Affiliation:
1. Department of Urology, Hanyang University College of Medicine, Myongji Hospital, Goyang 10475, Republic of Korea
2. Department of Urology, Urological Cancer Center, National Cancer Center, Goyang 10408, Republic of Korea
Abstract
Metastatic prostate cancer (mPCa) remains a significant cause of cancer-related mortality in men. Advances in molecular profiling have demonstrated that the androgen receptor (AR) axis, DNA damage repair pathways, and the PI3K/AKT/mTOR pathway are critical drivers of disease progression and therapeutic resistance. Despite the established benefits of hormone therapy, chemotherapy, and bone-targeting agents, mPCa commonly becomes treatment-resistant.
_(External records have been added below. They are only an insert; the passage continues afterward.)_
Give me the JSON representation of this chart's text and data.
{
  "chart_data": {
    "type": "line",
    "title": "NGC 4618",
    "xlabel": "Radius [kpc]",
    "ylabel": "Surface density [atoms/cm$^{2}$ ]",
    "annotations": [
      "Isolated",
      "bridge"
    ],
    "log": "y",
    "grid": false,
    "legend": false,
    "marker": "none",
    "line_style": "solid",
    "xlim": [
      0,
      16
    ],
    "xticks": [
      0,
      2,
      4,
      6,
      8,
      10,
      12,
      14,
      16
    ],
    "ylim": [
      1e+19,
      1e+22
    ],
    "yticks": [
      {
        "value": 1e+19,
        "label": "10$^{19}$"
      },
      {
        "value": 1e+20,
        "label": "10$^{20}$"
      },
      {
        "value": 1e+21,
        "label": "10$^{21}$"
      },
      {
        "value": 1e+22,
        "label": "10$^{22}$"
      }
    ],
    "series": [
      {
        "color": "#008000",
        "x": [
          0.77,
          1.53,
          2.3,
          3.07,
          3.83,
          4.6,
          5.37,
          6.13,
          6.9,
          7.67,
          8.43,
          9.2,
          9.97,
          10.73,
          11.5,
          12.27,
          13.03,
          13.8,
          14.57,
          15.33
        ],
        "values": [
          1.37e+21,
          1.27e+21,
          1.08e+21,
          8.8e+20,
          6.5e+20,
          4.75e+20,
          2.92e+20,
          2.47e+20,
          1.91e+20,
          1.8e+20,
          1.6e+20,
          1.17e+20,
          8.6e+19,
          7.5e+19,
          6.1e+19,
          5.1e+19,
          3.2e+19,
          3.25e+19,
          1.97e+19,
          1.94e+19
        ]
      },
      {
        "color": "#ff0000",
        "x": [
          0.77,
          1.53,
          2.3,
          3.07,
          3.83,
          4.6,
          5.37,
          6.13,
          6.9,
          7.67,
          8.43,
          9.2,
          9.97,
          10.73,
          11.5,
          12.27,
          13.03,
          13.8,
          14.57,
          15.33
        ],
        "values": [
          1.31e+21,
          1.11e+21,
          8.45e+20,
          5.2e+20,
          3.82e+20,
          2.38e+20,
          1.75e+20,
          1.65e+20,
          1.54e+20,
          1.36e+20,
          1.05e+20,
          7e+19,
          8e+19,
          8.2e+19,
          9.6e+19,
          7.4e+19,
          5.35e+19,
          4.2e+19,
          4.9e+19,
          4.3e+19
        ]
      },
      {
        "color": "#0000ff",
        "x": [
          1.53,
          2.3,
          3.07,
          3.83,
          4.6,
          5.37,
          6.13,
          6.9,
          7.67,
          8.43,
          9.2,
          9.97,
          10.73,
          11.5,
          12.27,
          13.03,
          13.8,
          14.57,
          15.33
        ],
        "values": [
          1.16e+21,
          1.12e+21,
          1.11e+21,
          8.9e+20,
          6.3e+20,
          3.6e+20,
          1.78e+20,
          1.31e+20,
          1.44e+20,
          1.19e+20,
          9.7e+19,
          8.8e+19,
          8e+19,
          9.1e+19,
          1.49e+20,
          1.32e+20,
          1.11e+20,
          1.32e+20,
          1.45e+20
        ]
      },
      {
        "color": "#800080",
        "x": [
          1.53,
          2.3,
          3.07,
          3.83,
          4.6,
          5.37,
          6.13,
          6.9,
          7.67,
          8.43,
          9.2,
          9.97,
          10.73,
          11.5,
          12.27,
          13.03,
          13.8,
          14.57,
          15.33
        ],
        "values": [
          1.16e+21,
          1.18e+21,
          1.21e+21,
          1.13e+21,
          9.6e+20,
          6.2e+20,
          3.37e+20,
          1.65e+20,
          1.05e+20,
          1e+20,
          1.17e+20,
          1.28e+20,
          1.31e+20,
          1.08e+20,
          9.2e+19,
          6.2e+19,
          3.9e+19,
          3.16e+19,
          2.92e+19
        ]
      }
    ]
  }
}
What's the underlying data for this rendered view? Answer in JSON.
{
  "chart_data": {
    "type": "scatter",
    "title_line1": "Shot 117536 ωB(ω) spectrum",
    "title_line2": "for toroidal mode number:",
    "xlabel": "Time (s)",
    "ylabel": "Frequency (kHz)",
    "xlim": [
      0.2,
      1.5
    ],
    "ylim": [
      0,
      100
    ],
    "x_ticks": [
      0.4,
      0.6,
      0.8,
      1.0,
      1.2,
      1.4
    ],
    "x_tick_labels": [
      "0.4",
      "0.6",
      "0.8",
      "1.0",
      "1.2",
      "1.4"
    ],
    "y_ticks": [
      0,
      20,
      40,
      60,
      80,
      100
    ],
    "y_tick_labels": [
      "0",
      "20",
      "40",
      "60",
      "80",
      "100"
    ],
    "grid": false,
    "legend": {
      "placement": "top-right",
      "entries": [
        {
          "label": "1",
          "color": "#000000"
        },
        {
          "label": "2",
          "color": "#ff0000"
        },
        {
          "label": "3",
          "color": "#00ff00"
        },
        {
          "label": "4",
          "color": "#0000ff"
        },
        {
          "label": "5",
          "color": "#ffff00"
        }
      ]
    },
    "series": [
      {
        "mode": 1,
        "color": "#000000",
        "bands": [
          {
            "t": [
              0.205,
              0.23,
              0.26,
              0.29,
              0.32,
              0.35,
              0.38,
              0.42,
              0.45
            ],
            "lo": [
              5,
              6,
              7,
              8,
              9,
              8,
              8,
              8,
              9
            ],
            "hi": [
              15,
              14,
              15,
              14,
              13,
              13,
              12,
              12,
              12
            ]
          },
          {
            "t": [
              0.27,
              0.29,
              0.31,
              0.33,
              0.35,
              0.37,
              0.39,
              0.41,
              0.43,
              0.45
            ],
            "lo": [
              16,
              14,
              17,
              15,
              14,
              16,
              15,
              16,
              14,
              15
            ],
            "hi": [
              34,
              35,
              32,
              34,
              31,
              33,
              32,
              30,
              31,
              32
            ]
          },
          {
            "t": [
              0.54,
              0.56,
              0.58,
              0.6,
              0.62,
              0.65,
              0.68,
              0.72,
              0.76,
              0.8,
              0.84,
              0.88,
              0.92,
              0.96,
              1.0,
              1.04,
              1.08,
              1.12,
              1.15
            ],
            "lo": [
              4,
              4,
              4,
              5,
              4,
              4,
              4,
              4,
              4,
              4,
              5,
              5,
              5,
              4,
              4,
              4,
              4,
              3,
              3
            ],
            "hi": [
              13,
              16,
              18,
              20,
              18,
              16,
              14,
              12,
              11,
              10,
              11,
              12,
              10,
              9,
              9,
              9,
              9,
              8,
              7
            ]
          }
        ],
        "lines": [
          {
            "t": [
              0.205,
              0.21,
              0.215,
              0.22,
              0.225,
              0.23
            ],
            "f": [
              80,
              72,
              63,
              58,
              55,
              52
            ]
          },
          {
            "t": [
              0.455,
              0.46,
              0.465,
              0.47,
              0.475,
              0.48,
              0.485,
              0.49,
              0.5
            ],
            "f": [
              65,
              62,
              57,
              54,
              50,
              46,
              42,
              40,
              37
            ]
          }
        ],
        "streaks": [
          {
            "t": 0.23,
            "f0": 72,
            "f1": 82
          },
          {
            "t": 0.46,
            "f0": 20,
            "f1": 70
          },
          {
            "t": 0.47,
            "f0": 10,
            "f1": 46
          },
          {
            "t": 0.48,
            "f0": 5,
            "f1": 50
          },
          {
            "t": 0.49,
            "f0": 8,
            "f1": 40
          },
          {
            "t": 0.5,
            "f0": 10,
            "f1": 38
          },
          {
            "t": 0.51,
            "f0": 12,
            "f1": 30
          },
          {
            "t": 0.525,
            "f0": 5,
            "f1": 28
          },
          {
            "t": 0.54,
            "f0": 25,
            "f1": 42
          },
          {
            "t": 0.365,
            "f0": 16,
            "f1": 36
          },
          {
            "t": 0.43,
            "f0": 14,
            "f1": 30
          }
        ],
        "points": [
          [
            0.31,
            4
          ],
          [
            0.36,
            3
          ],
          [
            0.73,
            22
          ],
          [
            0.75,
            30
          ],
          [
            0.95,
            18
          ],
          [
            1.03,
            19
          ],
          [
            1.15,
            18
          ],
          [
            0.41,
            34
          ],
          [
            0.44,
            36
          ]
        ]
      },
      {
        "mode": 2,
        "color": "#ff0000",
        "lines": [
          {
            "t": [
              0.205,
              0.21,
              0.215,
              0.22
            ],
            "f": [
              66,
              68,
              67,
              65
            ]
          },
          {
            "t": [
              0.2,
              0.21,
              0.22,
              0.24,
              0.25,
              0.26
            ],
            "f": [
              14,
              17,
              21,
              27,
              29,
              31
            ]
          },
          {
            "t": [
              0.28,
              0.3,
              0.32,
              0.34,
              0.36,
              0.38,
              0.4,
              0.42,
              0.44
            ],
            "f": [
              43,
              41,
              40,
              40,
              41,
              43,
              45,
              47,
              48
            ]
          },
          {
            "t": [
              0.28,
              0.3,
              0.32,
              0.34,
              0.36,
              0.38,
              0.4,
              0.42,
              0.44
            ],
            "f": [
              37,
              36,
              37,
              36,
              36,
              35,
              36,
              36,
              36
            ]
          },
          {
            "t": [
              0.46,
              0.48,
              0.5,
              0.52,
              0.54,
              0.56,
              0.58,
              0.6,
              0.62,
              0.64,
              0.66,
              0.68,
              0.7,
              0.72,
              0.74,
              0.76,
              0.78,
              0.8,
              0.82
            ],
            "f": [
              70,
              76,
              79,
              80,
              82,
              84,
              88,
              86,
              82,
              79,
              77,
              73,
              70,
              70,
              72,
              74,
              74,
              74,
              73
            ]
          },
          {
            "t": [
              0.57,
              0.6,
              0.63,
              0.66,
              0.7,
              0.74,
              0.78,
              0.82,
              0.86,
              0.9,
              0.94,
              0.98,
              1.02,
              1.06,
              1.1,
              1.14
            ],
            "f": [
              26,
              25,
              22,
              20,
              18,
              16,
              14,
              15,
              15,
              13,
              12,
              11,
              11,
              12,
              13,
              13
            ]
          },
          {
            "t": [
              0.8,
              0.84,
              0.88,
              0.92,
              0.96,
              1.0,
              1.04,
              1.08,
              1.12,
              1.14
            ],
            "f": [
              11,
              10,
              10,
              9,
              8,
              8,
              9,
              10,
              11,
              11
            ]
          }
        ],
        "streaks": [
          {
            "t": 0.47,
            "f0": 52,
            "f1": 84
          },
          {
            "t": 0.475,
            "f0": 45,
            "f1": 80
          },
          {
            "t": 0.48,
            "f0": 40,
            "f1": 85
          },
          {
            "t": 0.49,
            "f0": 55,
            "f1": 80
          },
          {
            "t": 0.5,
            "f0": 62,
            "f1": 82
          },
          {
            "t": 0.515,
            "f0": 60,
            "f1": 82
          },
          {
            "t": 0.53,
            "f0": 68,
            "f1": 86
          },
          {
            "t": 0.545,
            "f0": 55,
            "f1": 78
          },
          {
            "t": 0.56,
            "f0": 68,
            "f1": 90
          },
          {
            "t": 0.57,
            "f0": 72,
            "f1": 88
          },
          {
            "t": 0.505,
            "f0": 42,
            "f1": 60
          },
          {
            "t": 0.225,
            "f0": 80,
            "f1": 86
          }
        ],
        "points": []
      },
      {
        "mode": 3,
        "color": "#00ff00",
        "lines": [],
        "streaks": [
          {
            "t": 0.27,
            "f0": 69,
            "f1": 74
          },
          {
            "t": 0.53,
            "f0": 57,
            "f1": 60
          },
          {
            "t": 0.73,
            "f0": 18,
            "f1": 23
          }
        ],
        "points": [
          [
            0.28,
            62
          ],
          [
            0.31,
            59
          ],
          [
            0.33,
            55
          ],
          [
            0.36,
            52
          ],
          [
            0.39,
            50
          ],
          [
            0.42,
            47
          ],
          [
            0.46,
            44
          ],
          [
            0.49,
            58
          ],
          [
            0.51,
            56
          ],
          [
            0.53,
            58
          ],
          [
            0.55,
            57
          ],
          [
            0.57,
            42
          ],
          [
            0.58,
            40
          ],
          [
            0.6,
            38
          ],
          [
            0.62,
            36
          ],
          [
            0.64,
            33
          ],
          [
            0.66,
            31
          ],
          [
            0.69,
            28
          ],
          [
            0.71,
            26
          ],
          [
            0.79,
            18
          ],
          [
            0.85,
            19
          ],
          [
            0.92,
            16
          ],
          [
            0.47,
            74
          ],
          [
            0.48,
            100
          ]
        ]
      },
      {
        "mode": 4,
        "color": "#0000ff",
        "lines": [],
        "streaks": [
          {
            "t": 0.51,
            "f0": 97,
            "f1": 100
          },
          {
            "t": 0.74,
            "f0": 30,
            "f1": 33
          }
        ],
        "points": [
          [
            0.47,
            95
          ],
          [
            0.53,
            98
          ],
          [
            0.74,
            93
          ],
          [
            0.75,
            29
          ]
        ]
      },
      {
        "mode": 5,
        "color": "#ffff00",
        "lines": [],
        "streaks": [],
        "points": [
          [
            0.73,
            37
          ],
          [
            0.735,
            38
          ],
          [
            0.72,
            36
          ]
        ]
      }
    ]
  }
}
Recent breakthroughs have highlighted the importance of identifying actionable genetic alterations, such as BRCA2 or ATM defects, that render tumors sensitive to poly-ADP ribose polymerase (PARP) inhibitors. Parallel efforts have refined imaging—particularly prostate-specific membrane antigen (PSMA) positron emission tomography-computed tomography—to detect and localize metastatic lesions with high sensitivity, thereby guiding patient selection for PSMA-targeted radioligand therapies. Multi-omics innovations, including liquid biopsy technologies, enable the real-time tracking of emergent AR splice variants or reversion mutations, supporting adaptive therapy paradigms. Nonetheless, the complexity of mPCa necessitates combination strategies, such as pairing AR inhibition with PI3K/AKT blockade or PARP inhibitors, to inhibit tumor plasticity. Immuno-oncological approaches remain challenging for unselected patients; however, subsets with mismatch repair deficiency or neuroendocrine phenotypes may benefit from immune checkpoint blockade or targeted epigenetic interventions. We present these pivotal advances, and discuss how biomarker-guided integrative treatments can improve mPCa management.